How Stephen Kenny talks about Egan and Brady is most exciting thing he brings

Conan Doherty

Here’s the thing, Mick McCarthy wasn’t far off picking the best Ireland team available.

Where he went wrong was what he was doing with those players he put out.

Things like selecting Alan Browne and Jeff Hendrick to be the attacking intent wide on the right but to, most importantly, be an extra body to block up the central channel when Ireland didn’t have the ball – and Ireland usually didn’t have the ball.

Things like selecting four central midfielders in the must-win match against Denmark with McClean on the left and poor David McGoldrick a spectator up top.

Tweaks to that team would change a hell of a lot and differences in preparation would change everything.

If you took out Browne for a more creative player. If you took out Hendrick for a more attacking player. If you took out Whelan for once and put in James McCarthy.

You haven’t done too much to the 11 but you’ve shifted them up the pitch and gave them impetus. You’ve changed the approach.

Callum Robinson, Adam Idah, Molumby, Parrott. They’re all coming in behind that.

But, whilst it’s tempting at the start of a new era to fantasise about ripping up the floor boards and plucking names from everywhere that haven’t yet been given a chance, there’s a lot that hasn’t been tried or tested with the current crop and that’s what Stephen Kenny can bring.

He said as much during his first press conference when he brought up Robbie Brady, unprompted. In 2016, we were at a stage where Brady – all in the space of months – had played left back, central midfield and wide for Ireland and he was the most important player wherever he was picked.

Suddenly, for some reason, his stock plummeted and he hasn’t been thought of that same way.

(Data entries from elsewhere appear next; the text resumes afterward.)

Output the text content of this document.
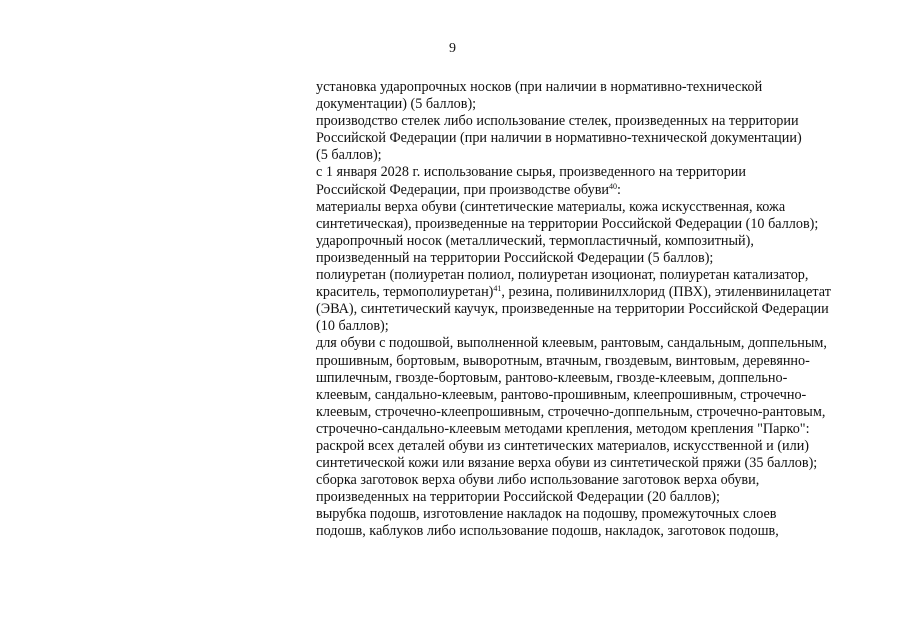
9
установка ударопрочных носков (при наличии в нормативно-технической
документации) (5 баллов);
производство стелек либо использование стелек, произведенных на территории
Российской Федерации (при наличии в нормативно-технической документации)
(5 баллов);
с 1 января 2028 г. использование сырья, произведенного на территории
Российской Федерации, при производстве обуви$^{40}$:
материалы верха обуви (синтетические материалы, кожа искусственная, кожа
синтетическая), произведенные на территории Российской Федерации (10 баллов);
ударопрочный носок (металлический, термопластичный, композитный),
произведенный на территории Российской Федерации (5 баллов);
полиуретан (полиуретан полиол, полиуретан изоционат, полиуретан катализатор,
краситель, термополиуретан)$^{41}$, резина, поливинилхлорид (ПВХ), этиленвинилацетат
(ЭВА), синтетический каучук, произведенные на территории Российской Федерации
(10 баллов);
для обуви с подошвой, выполненной клеевым, рантовым, сандальным, доппельным,
прошивным, бортовым, выворотным, втачным, гвоздевым, винтовым, деревянно-
шпилечным, гвозде-бортовым, рантово-клеевым, гвозде-клеевым, доппельно-
клеевым, сандально-клеевым, рантово-прошивным, клеепрошивным, строчечно-
клеевым, строчечно-клеепрошивным, строчечно-доппельным, строчечно-рантовым,
строчечно-сандально-клеевым методами крепления, методом крепления "Парко":
раскрой всех деталей обуви из синтетических материалов, искусственной и (или)
синтетической кожи или вязание верха обуви из синтетической пряжи (35 баллов);
сборка заготовок верха обуви либо использование заготовок верха обуви,
произведенных на территории Российской Федерации (20 баллов);
вырубка подошв, изготовление накладок на подошву, промежуточных слоев
подошв, каблуков либо использование подошв, накладок, заготовок подошв,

“It’s difficult to know why someone like Robbie Brady three years ago was probably our most creative player and now at times hasn’t got into the 22,” Kenny said.

“So, how has that happened? I think my job is to try and unlock the potential of the whole team and find out the best way of doing it.”

That’s the most exciting thing about the new Republic of Ireland senior manager. He’s going to judge players for himself based on what he can use them for.

Remember the fate of who played on our team used to rest on the judgement of someone like Alex Neil in England? ‘If he’s not picking him, how could we?’ That sort of rubbish. Stephen Kenny will be actively looking at players himself and thinking about what they have or could have that he could use – imagine that.

Aaron Connolly is the perfect example. He was rushed in to the Ireland squad – after months of people knowing he was good enough – but only after he scored two goals against Spurs. So he was only considered when he finally got to a level way above playing against Georgia. When the reality is that he was the exact same player with the same talent and qualities a day before he scored two goals against Tottenham.

Kenny won’t miss that.

By the same token, when he said it wouldn’t take a genius to spot Jack Grealish in the underage system, he wasn’t thinking about it in terms of getting him capped for the sake of it before anyone else could, he was thinking about it as a man who can’t believe someone wouldn’t want to use Jack Grealish or Declan Rice for their team. He was thinking about it like a manager.

So when he looks at the team as it is now, he looks at it for how it could be so much more than what it already is.

Just look at how he talks about centre half John Egan.

“I think we’ve got a lot of quality within our senior squad at the moment,” he said upon his appointment this week. 

“I think our back four has been very consistent and I think the addition of John Egan into the back four changes the dynamic of the back four. Rather than have two traditional number 5s, I think that changes everything with how you play.

“I think that gives you a great dimension. With raiding full backs and the composition of the back four, I think that gives you a great platform to go and build the rest.

“We have a lot of talented players.”

Now Ireland have a manager who’s thinking about how to win games, not just hang in there and see what happens.